它没有直接轰在高艮的手臂上,而是在接触到他身体的瞬间,像水流一样,绕了过去,然后在他体内,猛然爆发!
“噗!”
高艮如遭雷击,庞大的身躯猛地一震,一口鲜血喷了出来,整个人像断了线的风筝一样,倒飞了出去,将身后的一棵大树都撞断了。
“隔山打牛……这是吕家的,如意劲!”高艮挣扎着,眼中满是骇然。
如意劲,吕家秘传。
不修炁,不练法,只修一口极致的“劲”。
这股劲力,随心所欲,变化万千。
可以凝若金刚,无坚不摧;也可以柔若流水,穿金透石,伤人于无形。
专门克制那些花里胡哨的术法!
“哈哈哈!一群只会玩法术的垃圾!”
吕慈的身影,如同一道旋风,冲破了高艮和许新的防线。
他看着那些闻讯赶来、准备布阵的三十六贼成员,脸上露出了残忍的狞笑。
“烧死你们!”
丰平又惊又怒,双手一合,一道数米高的火墙,拔地而起,挡在了吕慈面前。
炽热的火焰,将整个山道都映得一片通红。
“雕虫小技!”
吕慈看都不看,直接一头撞进了火墙之中!
诡异的一幕发生了。
那足以熔金化铁的火焰,在接触到吕慈身体的瞬间,竟然被他身上爆发出的那股无形的劲力,强行向两侧排开!

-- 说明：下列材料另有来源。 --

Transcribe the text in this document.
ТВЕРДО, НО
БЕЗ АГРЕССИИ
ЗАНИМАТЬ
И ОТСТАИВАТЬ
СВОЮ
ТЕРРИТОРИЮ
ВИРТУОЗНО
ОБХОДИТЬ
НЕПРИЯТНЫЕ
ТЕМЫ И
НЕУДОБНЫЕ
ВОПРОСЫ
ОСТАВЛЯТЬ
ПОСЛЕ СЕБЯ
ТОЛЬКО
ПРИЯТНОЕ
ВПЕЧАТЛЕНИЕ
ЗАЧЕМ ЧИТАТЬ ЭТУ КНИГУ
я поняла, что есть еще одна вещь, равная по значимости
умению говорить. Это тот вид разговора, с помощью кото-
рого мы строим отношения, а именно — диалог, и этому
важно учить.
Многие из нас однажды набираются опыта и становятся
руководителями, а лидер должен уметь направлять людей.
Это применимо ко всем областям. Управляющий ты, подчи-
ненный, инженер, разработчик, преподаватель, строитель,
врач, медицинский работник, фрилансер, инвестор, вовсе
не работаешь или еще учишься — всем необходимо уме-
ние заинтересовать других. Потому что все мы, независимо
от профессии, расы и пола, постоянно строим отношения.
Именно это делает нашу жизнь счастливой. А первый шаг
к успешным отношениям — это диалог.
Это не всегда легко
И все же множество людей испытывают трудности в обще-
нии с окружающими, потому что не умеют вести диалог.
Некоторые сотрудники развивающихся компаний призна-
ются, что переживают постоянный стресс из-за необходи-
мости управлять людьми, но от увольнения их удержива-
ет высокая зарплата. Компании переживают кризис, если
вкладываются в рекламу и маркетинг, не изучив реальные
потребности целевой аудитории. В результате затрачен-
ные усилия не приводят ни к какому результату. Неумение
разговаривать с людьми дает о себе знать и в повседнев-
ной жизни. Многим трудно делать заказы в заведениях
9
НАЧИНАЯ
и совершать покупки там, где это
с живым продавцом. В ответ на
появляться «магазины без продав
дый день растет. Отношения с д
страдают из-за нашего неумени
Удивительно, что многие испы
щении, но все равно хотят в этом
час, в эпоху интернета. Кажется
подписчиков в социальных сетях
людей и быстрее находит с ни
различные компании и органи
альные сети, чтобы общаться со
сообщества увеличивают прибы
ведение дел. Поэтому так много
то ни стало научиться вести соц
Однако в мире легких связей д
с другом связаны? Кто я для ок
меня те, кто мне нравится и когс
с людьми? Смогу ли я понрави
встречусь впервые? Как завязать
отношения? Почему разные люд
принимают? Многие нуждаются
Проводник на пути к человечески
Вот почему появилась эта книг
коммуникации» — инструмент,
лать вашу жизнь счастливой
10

他就这么顶着漫天火焰,毫发无伤地冲了出来,一拳轰向了目瞪口呆的丰平。
“小心!”
旁边的张怀义反应极快,一道金光咒瞬间加持在丰平身上。
“轰!”
拳劲穿透了金光咒,结结实实地打在了丰平的胸口。
金光咒应声而碎!
丰平惨叫一声,胸口塌陷下去一个清晰的拳印,整个人倒飞出去,撞在山壁上,生死不知。
“不堪一击!”吕慈狂笑起来,
“还有谁?你们这帮逆贼,今天,一个都别想活!”
一时间,整个后山防线,搅得天翻地覆。
三十六贼的众人,虽然个个身怀绝技,但他们的术法,在霸道无比的如意劲面前,似乎都失去了作用。
金光咒挡不住!
奇门局困不住!
拘来的灵体,还没近身,就被拳劲震散!
这根本就是一场降维打击!
一个专修肉体的“狂战士”,冲进了一群“脆皮法师”的阵地里。
局势,瞬间岌岌可危。
吕慈就像一头发了疯的公牛,一路横冲直撞,目标直指山顶的溶洞。
他能感觉到,那里,就是这群人的核心所在。
只要毁了那里,一切就都结束了。
“花里胡哨的东西,都给老子滚开!”吕慈怒吼着,一拳将试图用藤蔓阻拦他的周圣震得吐血倒地,“今天,我就要看看,那个装神弄鬼的苏墨,到底是个什么东西!”
眼看着,他就要冲到溶洞门口。
洞内,负责护法的无根生和张怀义,脸色都变得无比难看。
他们不能出手。
一旦他们离开,去阻拦吕慈,那绕到后路、一直隐藏在暗处的王家刺客,就会趁虚而入,直接威胁到正在手术的端木瑛和苏墨。
可要是不出手,谁又能挡住这头发了疯的吕慈?
就在这千钧一发之际。
一道瘦削的身影,扛着一把与她身材极不相称的、硕大的军用铁铲,悄无声息地,出现在了溶洞的入口处。
她就那么静静地站在那里,面无表情,眼神空洞。
像一尊没有生命的雕像。
吕慈的脚步,停了下来。
他眯着眼睛,打量着眼前这个突然冒出来的、看起来有些痴傻的少女。
一身洗得发白的破旧灰布褂子,两条凌乱的麻花辫,脸上还沾着点泥土,眼神空空洞洞的,没有半点神采。
最扎眼的,是她肩膀上扛着的那把军用铁铲,铲刃上还带着暗红色的、像是血迹一样的东西。